Kristin exchanged a look with her husband. “We couldn’t have done it without you,” she said.
“You did all the hard work,” I said.
“Just the same. We’d like her to remember what you did for us. For her.”
“Going to name her Sam?” I said.
“That’s not a name for a girl,” Suess laughed. “What’s your middle name?”
I boarded the car and waved farewell as the train pulled away to the west and I couldn’t stop grinning the whole trip.
Dashiell Ranaee Suess. Born November 16 at 1:43 A.M. Weighing 7 lbs. 3 oz., 21 inches long.
Welcome to the world, kid.

The End

Life Is What Happens to You While You're Busy Making Other Plans

In his last album, in a song to his son, John Lennon sang this line: "Life is what happens to you while you're busy making other plans." A few months later he was dead. That line seems to sum up so much of the odyssey we have been on (we hope without the tragic ending). It has been thirteen years since we moved to Cincinnati; one year today since we were blessed with our beautiful girl, Dashiell. Since then, life has just happened. And we've barely been able to keep up.

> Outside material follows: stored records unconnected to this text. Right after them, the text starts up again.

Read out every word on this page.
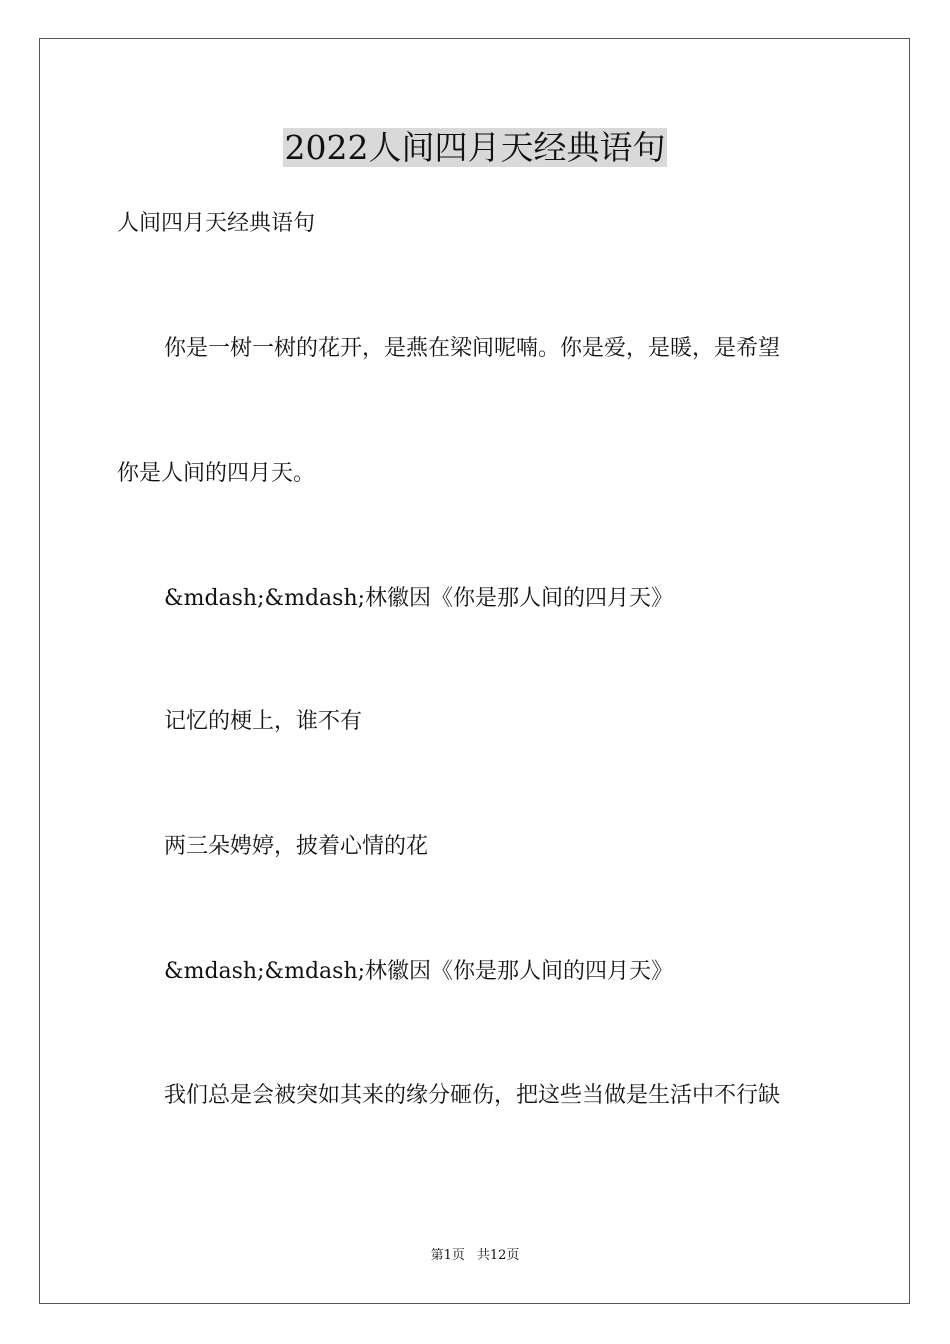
2022人间四月天经典语句

人间四月天经典语句

你是一树一树的花开，是燕在梁间呢喃。你是爱，是暖，是希望

你是人间的四月天。

&mdash;&mdash;林徽因《你是那人间的四月天》

记忆的梗上，谁不有

两三朵娉婷，披着心情的花

&mdash;&mdash;林徽因《你是那人间的四月天》

我们总是会被突如其来的缘分砸伤，把这些当做是生活中不行缺

第1页 共12页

It hasn't been the way we had planned, but in most ways it's been better. Our one complaint is being so far from family. So, in a probably feeble attempt to keep up, we hope to be posting more about our life to share with our friends and family, we are starting this blog. It likely will be a hodge podge of things about our lives, from updates on my writing to Kristin's plans for our soon-to-be-finished basement to Dashiell's newest word. We plan to update this blog regularly, but hey, life happens.

So, welcome to the Suess house. Sorry about the mess.